L’INTERVISTA/MICHAEL SPENCE/ L’ECONOMISTA DI STANFORD SPIEGA GLI AVANZAMENTI NELLA TEORIA DELLA RIDUZIONE DELLE "ASIMMETRIE INFORMATIVE" GRAZIE AL WEB CHE GLI HA FRUTTATO IL NOBEL NEL 2001

EUGENIO OCCORSIO

«Internet è la più rivoluzionaria scoperta della storia economica perché permette di correggere le asimmetrie informative, il che consente agli scambi mondiali di svilupparsi enormemente». Che la Rete avesse cambiato, oltre al nostro modo di informarci, leggere, giocare, prenotare un aereo e gestire un conto in banca, anche il modo di fare affari, si cominciava ad intuire. Ma sentire Michael Spence affermarlo con tanta sicurezza fa un certo effetto. Perché Spence non è un economista qualsiasi: era professore di organizzazione industriale alla Stanford University (dopo essere stato per dieci anni fino al 1999 rettore della Business School del prestigioso ateneo), quando nel 2001 vinse il premio Nobel proprio per la sua teoria sulle asymmetric information e come queste influenzano gli affari. Attenzione alle date: il 2001 era l’anno dello scandalo Enron, e il Nobel per l’economia se lo divisero in tre, c’erano anche George Akerlof di Berkeley e Joseph Stiglitz della Columbia: l’elemento comune, a parte il fatto che tutti e tre erano legatissimi a Franco Modigliani era la ricerca, sotto tre angolazioni diverse, sulla democrazia dell’informazione.
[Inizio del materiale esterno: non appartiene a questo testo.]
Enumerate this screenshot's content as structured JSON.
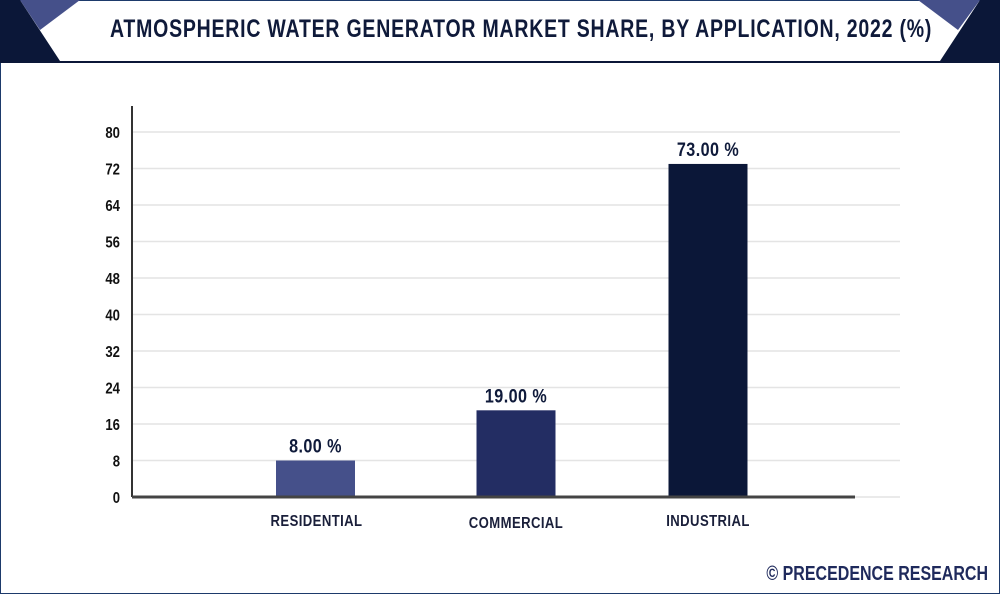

Cosa sono esattamente queste asimmetrie?
«Le differenze di conoscenza e informazione che esistono sul mercato fra compratore e venditore. Il venditore ne sa molto più del compratore, e questo altera i meccanismi del mercato fino a ridurre la quantità degli scambi, perché il fattoresfiducia finisce con l’influenzare le trattazioni, annullandole molte e tenendo bassi i prezzi in altre. Abbiamo fatto diverse elaborazioni teoriche. La più semplice è che se un venditore di auto usate di lusso rifila un bidone a qualcuno, i prezzi che potrà praticare sulle successive auto di lusso saranno fatalmente inferiori, e dovrà abbassare quindi anche quelli sulle auto intermedie. Se il processo continua porta all’azzeramento del mercato delle auto usate. Gli esempi sono in ogni settore: le case, l’hitech, fino alle aziende dell’M&A e al mercato del lavoro dove chi assume non riesce mai a capire quanto vale il candidato. C’è da fare i conti con quest’asimmetria, e il compratore deve darsi da fare per correggerla».
Qui interviene Internet?
«E’ il maggior ribilanciamento della storia nella struttura informativa dei mercati e dell’economia. Aumenta le capacità conoscitive del compratore, e permette di acquisire le informazioni in breve tempo. Riduce i tempi delle contrattazioni, ne aumenta il numero e favorisce lo sviluppo degli scambi. Se aggiungiamo che, dalla parte aziendale, dà un contributo decisivo agli aumenti di produttività, è uno strumento di crescita dell’economia misurabile in parecchi decimi di punto di pil».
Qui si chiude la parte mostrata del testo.